O “Desapaga POA” é um novo canal de podcast, criado para desapagar a história negra, indígena e das periferias às vésperas da cidade completar 250 anos.

Os áudios trazem histórias como as lendas do escravo Josino, da Maria Degolada e da índia Obirici, entre outras que marcam a história do centro e a evolução das periferias da cidade.

Os áudios em podcast estarão disponíveis a partir de 30 de abril nos diversos agregadores.

Financiado com recursos da Lei Aldir Blanc e selecionado em edital organizado pela Secretaria Estadual da Cultura e Fundação Marcopolo, o DESAPAGA POA se propõe a “desapagar” a história de negros, indígenas e periferias, às vésperas da cidade completar 250 anos de sua data oficial de fundação.

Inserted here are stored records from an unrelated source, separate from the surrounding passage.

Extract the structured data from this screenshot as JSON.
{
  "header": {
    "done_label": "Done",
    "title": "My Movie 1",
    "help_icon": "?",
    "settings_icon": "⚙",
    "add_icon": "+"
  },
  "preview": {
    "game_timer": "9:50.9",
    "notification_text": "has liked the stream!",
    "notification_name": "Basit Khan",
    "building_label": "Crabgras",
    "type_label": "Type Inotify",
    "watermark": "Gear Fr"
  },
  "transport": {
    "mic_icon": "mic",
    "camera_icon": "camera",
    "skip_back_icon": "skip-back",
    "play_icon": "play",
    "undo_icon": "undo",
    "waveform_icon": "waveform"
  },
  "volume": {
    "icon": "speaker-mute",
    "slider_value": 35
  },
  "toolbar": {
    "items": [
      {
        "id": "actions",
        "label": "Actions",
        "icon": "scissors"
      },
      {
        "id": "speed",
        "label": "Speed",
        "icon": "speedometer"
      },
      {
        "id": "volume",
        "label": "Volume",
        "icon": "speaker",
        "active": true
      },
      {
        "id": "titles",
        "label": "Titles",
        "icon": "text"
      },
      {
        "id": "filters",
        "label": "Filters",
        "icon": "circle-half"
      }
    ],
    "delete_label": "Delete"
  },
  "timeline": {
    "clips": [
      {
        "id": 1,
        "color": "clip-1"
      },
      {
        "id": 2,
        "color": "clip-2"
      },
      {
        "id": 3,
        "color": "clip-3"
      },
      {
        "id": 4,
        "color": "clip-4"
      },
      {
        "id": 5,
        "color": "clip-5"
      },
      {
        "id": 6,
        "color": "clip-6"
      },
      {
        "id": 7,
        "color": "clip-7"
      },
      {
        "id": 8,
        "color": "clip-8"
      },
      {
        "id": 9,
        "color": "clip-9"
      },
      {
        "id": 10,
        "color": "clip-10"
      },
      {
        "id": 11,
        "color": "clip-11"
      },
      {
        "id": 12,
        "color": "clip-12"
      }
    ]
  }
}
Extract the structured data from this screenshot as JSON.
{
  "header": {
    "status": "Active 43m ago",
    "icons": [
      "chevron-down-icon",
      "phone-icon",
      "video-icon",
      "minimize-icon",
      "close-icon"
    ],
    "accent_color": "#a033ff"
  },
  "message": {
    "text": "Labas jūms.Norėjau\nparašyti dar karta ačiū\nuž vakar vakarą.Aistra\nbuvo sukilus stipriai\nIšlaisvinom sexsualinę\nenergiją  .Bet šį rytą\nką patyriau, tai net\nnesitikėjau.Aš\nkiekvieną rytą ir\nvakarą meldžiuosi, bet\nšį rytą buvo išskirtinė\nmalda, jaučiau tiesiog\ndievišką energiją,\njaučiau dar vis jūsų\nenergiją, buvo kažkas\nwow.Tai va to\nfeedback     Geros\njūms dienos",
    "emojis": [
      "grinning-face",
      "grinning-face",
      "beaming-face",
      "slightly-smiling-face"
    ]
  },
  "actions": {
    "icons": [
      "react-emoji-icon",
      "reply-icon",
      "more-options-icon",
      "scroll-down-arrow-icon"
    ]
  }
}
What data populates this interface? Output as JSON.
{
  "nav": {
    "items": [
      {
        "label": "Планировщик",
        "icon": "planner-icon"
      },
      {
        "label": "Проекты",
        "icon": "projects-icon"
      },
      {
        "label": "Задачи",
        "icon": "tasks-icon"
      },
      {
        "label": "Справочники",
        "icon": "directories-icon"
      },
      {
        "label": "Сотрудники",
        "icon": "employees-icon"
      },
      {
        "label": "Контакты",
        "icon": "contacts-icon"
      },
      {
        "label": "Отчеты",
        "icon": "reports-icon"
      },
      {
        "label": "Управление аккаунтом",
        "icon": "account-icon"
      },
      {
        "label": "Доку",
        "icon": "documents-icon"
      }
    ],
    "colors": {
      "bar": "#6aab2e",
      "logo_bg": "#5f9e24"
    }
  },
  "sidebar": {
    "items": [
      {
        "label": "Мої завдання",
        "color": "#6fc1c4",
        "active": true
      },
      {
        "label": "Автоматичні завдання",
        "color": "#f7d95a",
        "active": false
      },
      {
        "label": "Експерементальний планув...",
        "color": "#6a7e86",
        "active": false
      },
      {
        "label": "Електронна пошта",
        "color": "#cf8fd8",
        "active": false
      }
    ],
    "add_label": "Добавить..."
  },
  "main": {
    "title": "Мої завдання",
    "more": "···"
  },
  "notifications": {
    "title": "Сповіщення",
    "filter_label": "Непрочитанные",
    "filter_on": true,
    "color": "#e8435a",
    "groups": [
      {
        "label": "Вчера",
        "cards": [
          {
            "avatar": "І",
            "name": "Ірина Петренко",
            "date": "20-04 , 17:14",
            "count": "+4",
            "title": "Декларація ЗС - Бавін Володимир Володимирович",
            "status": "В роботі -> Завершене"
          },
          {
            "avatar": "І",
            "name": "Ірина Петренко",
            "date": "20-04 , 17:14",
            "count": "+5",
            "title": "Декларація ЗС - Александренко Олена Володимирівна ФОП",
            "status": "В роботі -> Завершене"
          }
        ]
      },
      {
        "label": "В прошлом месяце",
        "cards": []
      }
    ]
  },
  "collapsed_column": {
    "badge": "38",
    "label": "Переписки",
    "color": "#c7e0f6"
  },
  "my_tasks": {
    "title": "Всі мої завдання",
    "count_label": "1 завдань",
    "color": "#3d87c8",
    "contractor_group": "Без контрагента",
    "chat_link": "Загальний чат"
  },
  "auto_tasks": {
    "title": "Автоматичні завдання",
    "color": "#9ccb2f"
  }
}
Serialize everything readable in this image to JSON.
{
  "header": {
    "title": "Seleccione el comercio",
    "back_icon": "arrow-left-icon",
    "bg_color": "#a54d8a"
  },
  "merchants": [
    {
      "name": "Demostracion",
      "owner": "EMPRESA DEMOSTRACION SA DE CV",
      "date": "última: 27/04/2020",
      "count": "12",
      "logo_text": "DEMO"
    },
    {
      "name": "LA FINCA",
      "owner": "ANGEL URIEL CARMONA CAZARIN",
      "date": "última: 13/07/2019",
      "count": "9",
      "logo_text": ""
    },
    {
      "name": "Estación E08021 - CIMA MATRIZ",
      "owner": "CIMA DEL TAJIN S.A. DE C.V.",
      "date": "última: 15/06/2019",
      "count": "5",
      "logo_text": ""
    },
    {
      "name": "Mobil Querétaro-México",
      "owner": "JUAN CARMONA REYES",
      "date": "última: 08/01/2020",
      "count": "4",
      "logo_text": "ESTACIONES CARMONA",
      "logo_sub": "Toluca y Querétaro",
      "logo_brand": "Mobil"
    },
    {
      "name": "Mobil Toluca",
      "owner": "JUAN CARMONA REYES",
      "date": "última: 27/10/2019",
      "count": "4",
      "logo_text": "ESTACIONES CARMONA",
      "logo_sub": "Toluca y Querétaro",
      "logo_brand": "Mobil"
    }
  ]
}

No seu primeiro episódio, o podcast destaca os perímetros antigos da cidade, lembrando que Porto Alegre possuía um portão localizado aproximadamente onde hoje está a praça Argentina e que o primeiro mapa definindo o arruamento inicial, desenvolvido pelo Capitão Alexandre José Montanha, em 1772, está desaparecido. Em 1940, o historiador Paranhos Antunes publicou o que seria um esboço dessa planta original, com algumas das ruas principais, paralelas ao cais do porto – como a rua da Praia, a Rua da Ponte (atual Riachuelo) e a Rua da Igreja (atual Duque de Caxias) – cortadas por outras transversais no sentido cais em direção ao alto do morro da atual Catedral e do Palácio Piratini. Desde então, transgredindo o planejamento do Capitão Montanha, surgiram os becos e as ruas secundárias – o lugar onde viviam os mais pobres – e uma primeira divisão segregadora entre cidade alta e cidade baixa – entre uma Porto Alegre “intramuros” e outras que se estabeleceu nas áreas mais alagadiças do seu entorno antigo.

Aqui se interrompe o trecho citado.